Robert, I think I should write a little more. I had a call from a new to New Mexico land owner. Asked me what a survey would cost and after I told him I got a ear full of how much cheaper they were in Ohio. What he didn't understand is that Ohio has been surveyd to death. Many areas of New Mexico have not seen a surveyor for over 100 years. Currently I am working on a job that the last time it was surveyed was in 1859. That being said, a lot can happen to the title of land in 147 years. Lots of easements, quit claim deeds and other agreements that relate to title. I would be nuts to just look at the title for five years, as may title companies do.
Along the same lines, many territorial county comissions passed rullings regarding "section line easement" that may or may not be valid since the county boundaries have changed several times over the last 104 years. Even title records are mixed up since not everything got transfered when the boundaries changed. Let along our infamous county court house raids where citizens of one town would raid another town and remove all the court house recoreds so they could declair they were now the county seat.

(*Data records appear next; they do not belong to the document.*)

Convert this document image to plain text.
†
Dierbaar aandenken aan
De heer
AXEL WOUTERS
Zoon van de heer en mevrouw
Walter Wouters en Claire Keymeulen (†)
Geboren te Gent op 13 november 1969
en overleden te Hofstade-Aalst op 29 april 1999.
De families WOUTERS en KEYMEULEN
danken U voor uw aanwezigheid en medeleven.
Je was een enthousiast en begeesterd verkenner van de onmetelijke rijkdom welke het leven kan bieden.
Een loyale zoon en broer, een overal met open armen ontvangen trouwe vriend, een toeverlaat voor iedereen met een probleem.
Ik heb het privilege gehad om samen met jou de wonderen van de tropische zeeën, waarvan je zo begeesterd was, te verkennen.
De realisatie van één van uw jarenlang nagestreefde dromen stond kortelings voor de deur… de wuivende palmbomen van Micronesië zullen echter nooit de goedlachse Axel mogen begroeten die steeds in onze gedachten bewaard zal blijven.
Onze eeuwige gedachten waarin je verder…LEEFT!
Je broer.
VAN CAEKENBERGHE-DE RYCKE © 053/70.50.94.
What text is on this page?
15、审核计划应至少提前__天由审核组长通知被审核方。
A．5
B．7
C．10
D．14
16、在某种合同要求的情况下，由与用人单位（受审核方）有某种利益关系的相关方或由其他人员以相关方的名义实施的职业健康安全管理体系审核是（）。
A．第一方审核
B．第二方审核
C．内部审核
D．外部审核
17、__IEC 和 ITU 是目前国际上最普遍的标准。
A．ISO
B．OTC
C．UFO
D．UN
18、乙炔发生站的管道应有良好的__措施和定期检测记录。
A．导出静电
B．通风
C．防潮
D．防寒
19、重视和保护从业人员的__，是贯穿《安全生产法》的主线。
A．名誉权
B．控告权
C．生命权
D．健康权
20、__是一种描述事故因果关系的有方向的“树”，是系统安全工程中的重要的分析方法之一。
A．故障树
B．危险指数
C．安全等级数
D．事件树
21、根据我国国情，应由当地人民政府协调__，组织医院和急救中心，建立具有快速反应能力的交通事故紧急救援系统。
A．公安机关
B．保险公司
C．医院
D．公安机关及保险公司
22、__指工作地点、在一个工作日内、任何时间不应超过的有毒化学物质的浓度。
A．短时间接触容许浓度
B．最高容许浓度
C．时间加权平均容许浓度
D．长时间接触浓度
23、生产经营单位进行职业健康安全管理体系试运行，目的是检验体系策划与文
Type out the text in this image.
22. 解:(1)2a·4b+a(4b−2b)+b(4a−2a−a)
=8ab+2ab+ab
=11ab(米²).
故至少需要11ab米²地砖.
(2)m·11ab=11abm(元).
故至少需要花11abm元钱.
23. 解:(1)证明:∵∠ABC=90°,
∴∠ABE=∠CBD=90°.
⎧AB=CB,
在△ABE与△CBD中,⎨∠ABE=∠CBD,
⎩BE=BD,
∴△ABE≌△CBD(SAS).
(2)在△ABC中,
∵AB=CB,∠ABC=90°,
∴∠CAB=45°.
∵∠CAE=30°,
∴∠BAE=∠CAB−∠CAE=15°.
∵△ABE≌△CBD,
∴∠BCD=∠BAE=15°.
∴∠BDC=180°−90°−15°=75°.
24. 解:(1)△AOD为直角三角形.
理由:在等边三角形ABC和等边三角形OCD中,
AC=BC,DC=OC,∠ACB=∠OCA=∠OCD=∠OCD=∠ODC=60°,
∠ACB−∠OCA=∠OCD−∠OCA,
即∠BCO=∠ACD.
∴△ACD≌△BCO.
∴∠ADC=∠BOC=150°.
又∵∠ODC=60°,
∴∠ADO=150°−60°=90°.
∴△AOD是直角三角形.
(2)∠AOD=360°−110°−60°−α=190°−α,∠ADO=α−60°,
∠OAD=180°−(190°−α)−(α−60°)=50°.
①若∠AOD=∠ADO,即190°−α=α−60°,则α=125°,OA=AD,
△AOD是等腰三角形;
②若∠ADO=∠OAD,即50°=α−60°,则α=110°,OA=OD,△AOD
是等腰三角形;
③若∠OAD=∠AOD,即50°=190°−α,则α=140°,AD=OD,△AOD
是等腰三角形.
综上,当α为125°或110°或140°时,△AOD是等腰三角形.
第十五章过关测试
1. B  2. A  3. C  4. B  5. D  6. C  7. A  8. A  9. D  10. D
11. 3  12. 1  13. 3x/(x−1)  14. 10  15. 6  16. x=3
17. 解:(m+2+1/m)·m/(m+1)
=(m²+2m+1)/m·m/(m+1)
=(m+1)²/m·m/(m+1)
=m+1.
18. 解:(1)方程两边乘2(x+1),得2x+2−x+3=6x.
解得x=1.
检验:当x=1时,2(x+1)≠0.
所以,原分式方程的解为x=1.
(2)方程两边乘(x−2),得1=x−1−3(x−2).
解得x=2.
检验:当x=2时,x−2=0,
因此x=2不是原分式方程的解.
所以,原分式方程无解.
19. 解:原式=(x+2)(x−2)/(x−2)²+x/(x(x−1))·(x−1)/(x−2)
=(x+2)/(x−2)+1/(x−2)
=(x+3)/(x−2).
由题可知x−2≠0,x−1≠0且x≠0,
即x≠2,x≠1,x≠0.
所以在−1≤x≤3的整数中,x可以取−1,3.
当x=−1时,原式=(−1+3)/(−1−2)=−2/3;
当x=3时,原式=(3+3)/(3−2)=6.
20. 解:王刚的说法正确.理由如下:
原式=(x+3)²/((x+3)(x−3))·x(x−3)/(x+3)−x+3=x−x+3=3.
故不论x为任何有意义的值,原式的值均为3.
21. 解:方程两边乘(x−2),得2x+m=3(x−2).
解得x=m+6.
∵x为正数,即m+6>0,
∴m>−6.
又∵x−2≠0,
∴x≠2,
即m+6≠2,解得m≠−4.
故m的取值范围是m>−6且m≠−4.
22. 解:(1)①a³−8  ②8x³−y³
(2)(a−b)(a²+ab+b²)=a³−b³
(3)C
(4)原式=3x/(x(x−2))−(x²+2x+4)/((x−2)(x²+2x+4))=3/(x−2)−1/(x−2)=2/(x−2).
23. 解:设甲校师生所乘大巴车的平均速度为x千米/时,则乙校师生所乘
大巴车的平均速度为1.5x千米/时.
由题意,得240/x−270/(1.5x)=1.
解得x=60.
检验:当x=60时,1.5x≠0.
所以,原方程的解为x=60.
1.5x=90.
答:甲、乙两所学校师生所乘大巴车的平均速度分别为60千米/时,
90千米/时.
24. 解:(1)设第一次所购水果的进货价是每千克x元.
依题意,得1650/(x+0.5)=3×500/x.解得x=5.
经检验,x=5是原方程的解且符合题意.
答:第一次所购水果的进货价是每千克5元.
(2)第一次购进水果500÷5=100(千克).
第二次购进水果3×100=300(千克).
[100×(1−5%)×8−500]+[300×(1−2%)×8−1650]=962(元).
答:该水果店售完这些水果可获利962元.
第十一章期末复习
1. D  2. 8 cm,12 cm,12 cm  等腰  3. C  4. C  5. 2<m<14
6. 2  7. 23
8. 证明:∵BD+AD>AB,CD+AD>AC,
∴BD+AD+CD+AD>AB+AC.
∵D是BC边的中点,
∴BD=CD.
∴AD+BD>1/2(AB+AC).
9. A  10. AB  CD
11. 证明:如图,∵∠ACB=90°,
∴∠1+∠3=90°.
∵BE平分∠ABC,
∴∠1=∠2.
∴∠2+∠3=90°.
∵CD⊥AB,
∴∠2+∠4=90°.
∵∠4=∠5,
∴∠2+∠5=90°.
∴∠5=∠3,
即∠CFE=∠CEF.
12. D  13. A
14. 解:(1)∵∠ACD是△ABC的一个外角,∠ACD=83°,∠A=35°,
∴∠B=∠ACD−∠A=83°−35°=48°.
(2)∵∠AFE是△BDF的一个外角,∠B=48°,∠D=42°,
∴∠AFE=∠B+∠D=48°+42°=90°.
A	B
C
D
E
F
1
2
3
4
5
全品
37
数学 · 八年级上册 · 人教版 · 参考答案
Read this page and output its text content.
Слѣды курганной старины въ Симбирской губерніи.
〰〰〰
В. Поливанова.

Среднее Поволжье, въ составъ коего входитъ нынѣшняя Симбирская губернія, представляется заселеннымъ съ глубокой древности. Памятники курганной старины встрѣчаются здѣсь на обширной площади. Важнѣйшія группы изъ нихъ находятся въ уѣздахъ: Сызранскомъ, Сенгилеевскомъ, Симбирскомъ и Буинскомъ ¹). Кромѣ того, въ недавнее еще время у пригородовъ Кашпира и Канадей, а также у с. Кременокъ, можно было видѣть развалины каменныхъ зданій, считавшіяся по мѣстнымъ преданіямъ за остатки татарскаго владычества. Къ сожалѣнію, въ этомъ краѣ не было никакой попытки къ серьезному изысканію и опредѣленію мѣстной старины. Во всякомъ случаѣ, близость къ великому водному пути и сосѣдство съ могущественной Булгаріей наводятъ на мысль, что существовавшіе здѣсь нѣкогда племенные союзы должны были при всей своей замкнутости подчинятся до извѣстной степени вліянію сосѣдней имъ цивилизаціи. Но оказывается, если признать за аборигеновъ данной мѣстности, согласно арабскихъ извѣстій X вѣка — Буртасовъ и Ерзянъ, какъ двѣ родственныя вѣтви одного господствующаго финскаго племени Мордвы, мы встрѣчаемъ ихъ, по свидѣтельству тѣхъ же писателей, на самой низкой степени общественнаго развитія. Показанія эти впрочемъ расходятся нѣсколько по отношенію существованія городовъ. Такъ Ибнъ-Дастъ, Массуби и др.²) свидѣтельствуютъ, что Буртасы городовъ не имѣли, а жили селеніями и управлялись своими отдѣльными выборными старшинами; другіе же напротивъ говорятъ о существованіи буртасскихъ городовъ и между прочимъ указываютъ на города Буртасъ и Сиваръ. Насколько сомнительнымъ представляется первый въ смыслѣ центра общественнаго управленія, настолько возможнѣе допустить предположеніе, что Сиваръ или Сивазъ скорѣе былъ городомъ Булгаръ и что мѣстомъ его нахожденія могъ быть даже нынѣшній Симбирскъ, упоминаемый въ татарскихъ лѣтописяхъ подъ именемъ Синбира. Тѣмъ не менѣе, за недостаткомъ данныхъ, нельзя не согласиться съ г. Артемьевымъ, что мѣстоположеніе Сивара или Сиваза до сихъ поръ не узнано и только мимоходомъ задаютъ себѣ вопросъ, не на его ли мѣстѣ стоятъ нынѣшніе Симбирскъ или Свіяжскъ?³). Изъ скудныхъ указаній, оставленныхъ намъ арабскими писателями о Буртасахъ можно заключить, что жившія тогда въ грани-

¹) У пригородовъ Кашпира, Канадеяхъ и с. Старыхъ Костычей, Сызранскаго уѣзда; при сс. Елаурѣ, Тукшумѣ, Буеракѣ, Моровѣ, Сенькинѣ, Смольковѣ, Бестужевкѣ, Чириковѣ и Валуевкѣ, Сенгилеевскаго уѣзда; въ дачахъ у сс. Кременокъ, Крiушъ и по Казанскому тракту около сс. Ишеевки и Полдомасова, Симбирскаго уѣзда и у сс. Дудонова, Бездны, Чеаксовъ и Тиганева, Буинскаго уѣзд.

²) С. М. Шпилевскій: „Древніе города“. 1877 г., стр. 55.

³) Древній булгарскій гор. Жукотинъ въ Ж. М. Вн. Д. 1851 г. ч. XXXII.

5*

Case in point on the research end. I had a contract to survey some rural property that over the years had been in three different counties. The un-named title companys abstractor provided me with a letter lising all the documents they had recovered. By the end of the day I generated four legal size pages listing all the relavant title documents. When your abstractors office is 2000 miles from the property, obtaining all the relevant doucments is close to impossible.